Will Trump's Decision Break MAGA, Or Reiterate His Power Over It?
Are disagreements amongst podcasters real life?
President Trump’s foreign policy decisions over the past week have been completely consistent with his repeated statements for years that Iran couldn’t get nuclear weapons — something the White House chose to re-emphasize overnight, pulling a litany of quotes all the way back to 2011. Yet the effect on a cadre of people, many of whom have built their media careers off of claiming to be Trump whisperers, has been a bizarre chain reaction: dire warnings that this represents the end of the MAGA movement, the end of Israel, not to mention the end of Trump’s presidency. Unsurprisingly, Trump responded by rebuking a ‘kooky’ Tucker Carlson on Iran — consistent with his message that he alone defines what America First means. But there is a definite split here, one that could potentially lose Trump some degree of support from his base. Three views on that topic below:
Daniel McCarthy in The Spectator argues he hasn’t, and won’t:
Neither Israel nor Iran can bring about regime change in its opponent through its current methods of war. Airpower is historically impotent in this regard, and while the Israelis are adept at assassinating enemy leaders—including Iranians—the hydra will regrow its head. Israel, meanwhile, can withstand Iran’s ballistic missiles, as long as they don’t have nuclear warheads. The blackest irony of the war is that it justifies each side’s reason for the conflict. Israelis seeing the missiles crash down upon them know that if they had nuclear payloads, their nation would not survive. Iranians, seeing their defenses easily penetrated by Israel and their offensive capability inadequate to deter their enemy, have reason to think only nuclear weapons would buy them security against this kind of attack.
America, meanwhile, has only an ideological stake in the conflict. Americans are ideologically pro-Israel. Our land and our population, however, are not augmented by getting into another Middle East war. Quite the contrary: our people suffer in these wars, not only because they wind up doing the fighting but because our leaders neglect their needs while focusing on foreign struggles. Even a successful war for Israel’s sake, not our own, will contribute to the decay of American institutions, whose root cause is the disconnect between the people’s needs and the interests of the elite. Involving Israel in this domestic national entropy by involving ourselves in Israel’s war will only infect the Israel-U.S. relationship with what is destroying the old authorities here at home. Americans will feel used by Israel, and by our own elites on behalf of a foreign interest. That feeling will not redound to Israel’s benefit in the long run.
The “regime change” that counts is internal, and we’re in the midst of it ourselves. Israel can’t afford to get mixed up in that internal upheaval. It would be a high price to pay for American bunker-busters.
A wide spectrum of elite Americans, opponents as well as supporters of involving ourselves in Israel’s war, believe that the United States will have no choice but to occupy Iran and replace its regime to bring the conflict to a conclusion (and/or to keep order in the region). This isn’t true: while President Trump may or may not be willing to add American air power to Israel’s already more-than-adequate air superiority, this is nothing like 2001 or 2003, when the shock of 9/11 gave President Bush the political capital to launch land wars and occupations in Afghanistan and Iraq. Trump saw how those wars turned out for Bush and for America.

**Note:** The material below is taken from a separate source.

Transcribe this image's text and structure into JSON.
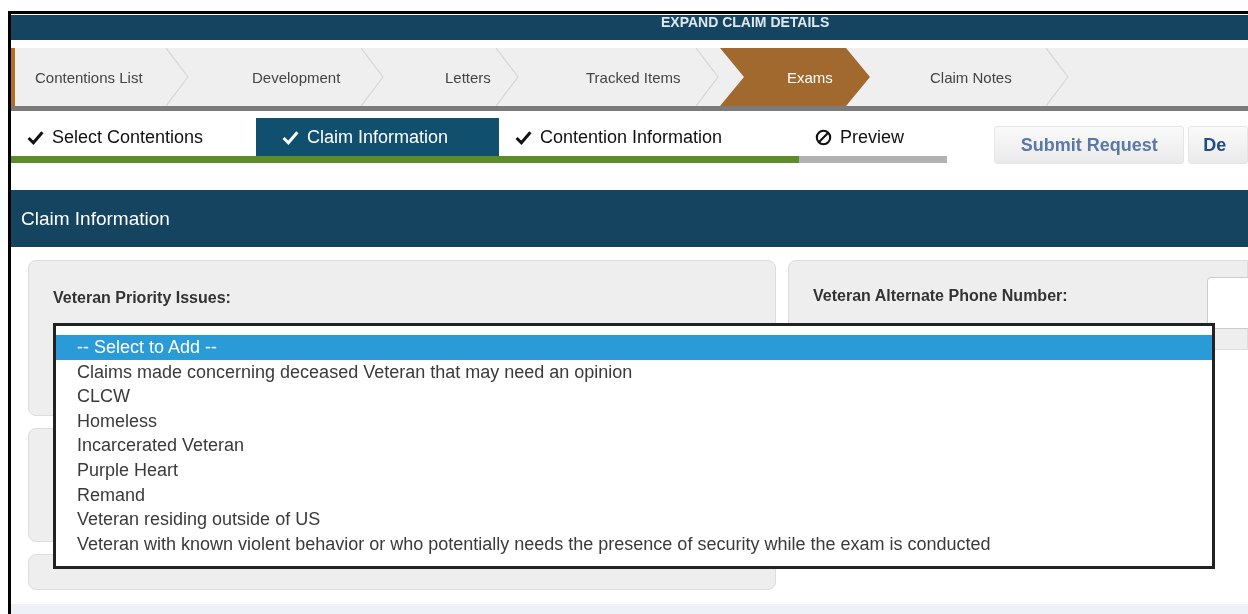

He isn’t going to repeat his predecessors’ folly, and the country isn’t going to follow a leader who tries. An American occupation of Iran would be another futile endeavor—occupying someone else’s land for merely abstract, ideological aims, which is precisely what leads us to lose wars over and over again. The alternative, in the worst case, might be a regional war, potentially one with Russian and even Chinese involvement (though I doubt it—the Chinese usually steer clear of such traps), but the horror of such a mess wouldn’t make it any more meaningful for ordinary Americans, who now rightly prioritize our people and our land. The ideological utopias and nightmares that consume the minds of our too-well-educated elites, antiwar as well as interventionist, are simply irrelevant to the public’s experience. And that experience in almost all our wars, and every recent one, has been demoralizing and destabilizing.
Jacob Heilbrunn with the more skeptical view:
Despite numerous claims that Trump would intervene to end the conflict diplomatically, it appears that he is upping the ante. He and Netanyahu are not aiming for a modus vivendi with a defanged Iran but for something that Trump has for over a decade campaigned against in the Middle East: regime change. What was once out is now in.
What gives? As ever with the morally flexible Trump, he is biased in favor of success. Now that Israel’s assault on Iran appears to be successful, Trump wants in on the action. NBC News is reporting that Trump has instructed the White House National Security Council to be prepared to meet him in the situation room upon his early return from the G7 meeting.
So far, Trump has provided Israel with vital assistance in helping to impede Iranian ballistic missiles from striking Israel. But the big question is whether it really will be “bombs away,” as the hawks are advocating, or whether Trump will stay on the sidelines. It would be no small irony if Trump were to bury the Iraq syndrome by unleashing American B-52s to launch bunker-busting bombs to demolish Iran’s nuclear site Fordow. Trump has never hesitated to go big in the past, as when he decided to eliminate the Iranian General Qasem Soleimani. My belief is that Trump will approve an American bombing campaign targeting Fordow. After he does, the die will be cast and his administration, as Steve Bannon is warning. Trump’s stock will rise or fall on the outcome of his decision.
Fox News: Hewitt: Trump’s masterful ambiguity
Iran entered Israel’s 10/7 Long War directly on April 13, 2024, and again on October 1 of that year by firing hundreds of missiles and bombs of all types via many attempted delivery mechanisms at the civilian population of Israel. The Israeli Defense Forces ("IDF"), with the assistance of the United States and other allies of the Jewish State, intercepted those two waves of attacks, and Israel absorbed some damage and loss of life and others injured. Israel responded with small but very precise counter-attacks that damaged Iran’s air defenses and which sent a message about Israel’s capabilities. President Biden and his team worked to restrain Israel from additional escalation on both occasions.
After 10/7, as Israel reeled, Iran began a rush to weaponize its enriched uranium into a nuclear weapon. Israeli Prime Minister Benjamin Netanyahu gave the order to advance to active planning of this past weekend’s strikes, shortly after President Trump’s sweeping victory in November and days before the capitulation of Hezbollah to Israel in the Lebanon theater of the 10/7 Long War in the same week of Trump’s triumph.
But Netanyahu still needed at least tacit approval from President Trump, which he received after the expiration of the 60-day window which Trump had given the Iranian theocracy to engage in serious negotiations over the dismantling of its nuclear weapons program.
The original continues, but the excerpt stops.